Capítulo 2 - El Gran Jefe

Estaba muerto.

Para cuando llegamos a su altura y nos agachamos a su lado para comprobar su estado, el chico ya estaba muerto. Briggs se negaba a aceptarlo, pero ni tenía pulso, ni su corazón latía. Estaba muerto, en definitiva, pero incluso así lo trasladamos al hospital.

Me cuesta describir mis sentimientos en ese entonces, sentado en la parte trasera del coche patrulla con la cabeza del cadáver reposando sobre mis rodillas. Se trataba de un chico muy joven, de menos de veinte años, vestido elegantemente con un traje negro y camisa blanca ahora manchada de sangre. En su atuendo destacaba el chaleco plateado bajo la chaqueta y una rosa roja seca en la solapa. Zapatos brillantes, cabello castaño totalmente liso repeinado hacia atrás...

Iba vestido para una boda, con lo que aquello comportaba. Si ya estaba nervioso después de la historia, se podría decir que durante el viaje apenas respiré. Era absurdo pensar que aquel joven fuese el chico de la boda, pero sus ojos rasgados y sus ropas ponían en evidencia que, una de dos, o nos estaban gastando la peor broma de la historia, o el pasado había decidido enviarnos de regreso al novio perdido.

O al menos su cadáver, claro, porque como digo, estaba muerto.

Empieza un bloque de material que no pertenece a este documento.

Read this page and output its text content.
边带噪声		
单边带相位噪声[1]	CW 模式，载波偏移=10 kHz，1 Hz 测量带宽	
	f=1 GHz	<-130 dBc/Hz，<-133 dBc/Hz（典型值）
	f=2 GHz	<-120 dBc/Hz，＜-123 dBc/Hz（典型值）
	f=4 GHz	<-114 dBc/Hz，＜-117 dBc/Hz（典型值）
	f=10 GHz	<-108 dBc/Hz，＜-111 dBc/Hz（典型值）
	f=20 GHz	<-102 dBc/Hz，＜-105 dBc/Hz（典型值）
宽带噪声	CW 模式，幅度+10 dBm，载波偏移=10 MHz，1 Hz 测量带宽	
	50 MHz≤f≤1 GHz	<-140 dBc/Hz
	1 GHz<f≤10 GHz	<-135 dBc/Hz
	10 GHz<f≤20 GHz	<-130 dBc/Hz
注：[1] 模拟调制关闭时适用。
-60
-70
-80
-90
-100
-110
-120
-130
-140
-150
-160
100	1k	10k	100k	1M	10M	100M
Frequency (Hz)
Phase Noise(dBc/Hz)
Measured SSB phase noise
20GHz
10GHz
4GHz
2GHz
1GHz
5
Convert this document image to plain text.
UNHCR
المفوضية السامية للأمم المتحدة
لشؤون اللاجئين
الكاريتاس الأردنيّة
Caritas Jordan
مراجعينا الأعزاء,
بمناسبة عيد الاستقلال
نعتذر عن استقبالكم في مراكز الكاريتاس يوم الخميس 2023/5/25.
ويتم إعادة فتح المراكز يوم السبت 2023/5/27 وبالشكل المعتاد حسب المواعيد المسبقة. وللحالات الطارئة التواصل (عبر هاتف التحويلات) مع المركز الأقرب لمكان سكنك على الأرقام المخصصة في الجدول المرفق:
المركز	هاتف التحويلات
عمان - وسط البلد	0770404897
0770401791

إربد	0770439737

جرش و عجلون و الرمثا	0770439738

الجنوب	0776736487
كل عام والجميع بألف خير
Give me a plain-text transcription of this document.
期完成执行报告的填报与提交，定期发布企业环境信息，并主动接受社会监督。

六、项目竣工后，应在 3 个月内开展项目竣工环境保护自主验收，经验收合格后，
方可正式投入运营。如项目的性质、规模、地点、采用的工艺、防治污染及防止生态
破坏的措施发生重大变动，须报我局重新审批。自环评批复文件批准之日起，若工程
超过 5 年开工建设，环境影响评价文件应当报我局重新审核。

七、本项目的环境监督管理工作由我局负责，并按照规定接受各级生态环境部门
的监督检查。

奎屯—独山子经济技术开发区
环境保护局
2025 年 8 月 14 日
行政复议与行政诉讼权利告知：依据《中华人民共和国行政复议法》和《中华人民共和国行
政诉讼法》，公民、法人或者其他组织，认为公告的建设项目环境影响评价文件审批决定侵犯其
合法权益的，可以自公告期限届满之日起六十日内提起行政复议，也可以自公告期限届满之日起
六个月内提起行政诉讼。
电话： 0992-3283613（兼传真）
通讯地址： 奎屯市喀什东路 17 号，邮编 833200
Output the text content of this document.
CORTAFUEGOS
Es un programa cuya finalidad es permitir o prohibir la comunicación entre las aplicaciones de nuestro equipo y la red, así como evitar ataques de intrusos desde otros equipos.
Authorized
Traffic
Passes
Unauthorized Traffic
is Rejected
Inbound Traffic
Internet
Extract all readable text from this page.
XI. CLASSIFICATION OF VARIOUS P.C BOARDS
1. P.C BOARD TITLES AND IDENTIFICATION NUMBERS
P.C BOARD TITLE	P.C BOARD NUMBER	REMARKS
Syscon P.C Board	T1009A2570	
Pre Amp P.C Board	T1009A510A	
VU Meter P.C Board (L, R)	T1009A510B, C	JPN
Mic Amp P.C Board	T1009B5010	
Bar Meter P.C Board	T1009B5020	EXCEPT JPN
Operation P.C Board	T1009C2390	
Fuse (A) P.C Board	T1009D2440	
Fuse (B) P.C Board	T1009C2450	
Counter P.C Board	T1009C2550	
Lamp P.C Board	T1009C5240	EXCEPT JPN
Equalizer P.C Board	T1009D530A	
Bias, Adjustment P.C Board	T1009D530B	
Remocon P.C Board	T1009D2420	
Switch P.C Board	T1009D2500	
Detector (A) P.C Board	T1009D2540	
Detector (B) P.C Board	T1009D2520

El viaje hasta Escudo fue el traslado más largo y confuso de toda mi vida. Briggs conducía a toda velocidad, saliéndose a veces del carril incluso, pero tal era mi estado de tensión que apenas era consciente de ello. Además, no podía apartar la mirada del rostro ensangrentado del chico. No habíamos logrado localizar la procedencia de la sangre, ni tampoco ninguna herida letal por la cual hubiese podido perder la vida. Sencillamente estaba muerto, y por su palidez y su temperatura corporal, me atrevería a decir que llevaba bastante tiempo muerto. Claro que no lo dije, solo lo pensé, y no en el coche, sino más adelante, superado el susto inicial. Aquel era mi primer día de servicio y acababa de ver morir a un chico ante mis ojos: como era de suponer, no sabía ni dónde estaba. Por suerte para los tres, Briggs reaccionó con mayor arrojo. El agente condujo como un auténtico profesional de regreso a la ciudad, y en apenas media hora nos internamos en las amplias avenidas de Escudo con el Hospital General como destino. Una travesía en la que juro que, si no nos saltamos ocho semáforos en rojo, no nos saltamos ninguno.

Briggs detuvo el coche frente a la entrada de emergencias, bloqueando por completo el paso de las ambulancias, y salió como un auténtico torbellino. Acto seguido abrió la puerta trasera, me arrancó el cuerpo de las manos y se adentró en el monstruoso edificio de piedra negra, perdiéndose en su sombrío interior. Para cuando yo logré salir y mover el coche por petición de los conductores de ambulancia, ya no había ni rastro de él. El policía se había adentrado en los boxes, dejando tras de sí una sala de espera llena y al administrativo del mostrador con un largo bostezo en la boca.

—Hola, disculpa, soy...

El recepcionista no me miró cuando me acerqué a preguntar. De hecho, ni tan siquiera me dejó acabar: sencillamente señaló la sala contigua con el mentón y se limitó a ordenarme de malos modos que me sentara, evidenciando así el poco respeto que había por la policía. Algo inaceptable en Umbria, pero que tras un mes en Escudo había empezado a interiorizar. Por frustrante que fuera, allí el uniforme no significaba nada. Así pues, me limité a hacer lo que se esperaba de un policía: entré en la sala de espera y me dejé caer sobre una de las sillas de plástico, frente a la pantalla donde se anunciaban las próximas visitas médicas.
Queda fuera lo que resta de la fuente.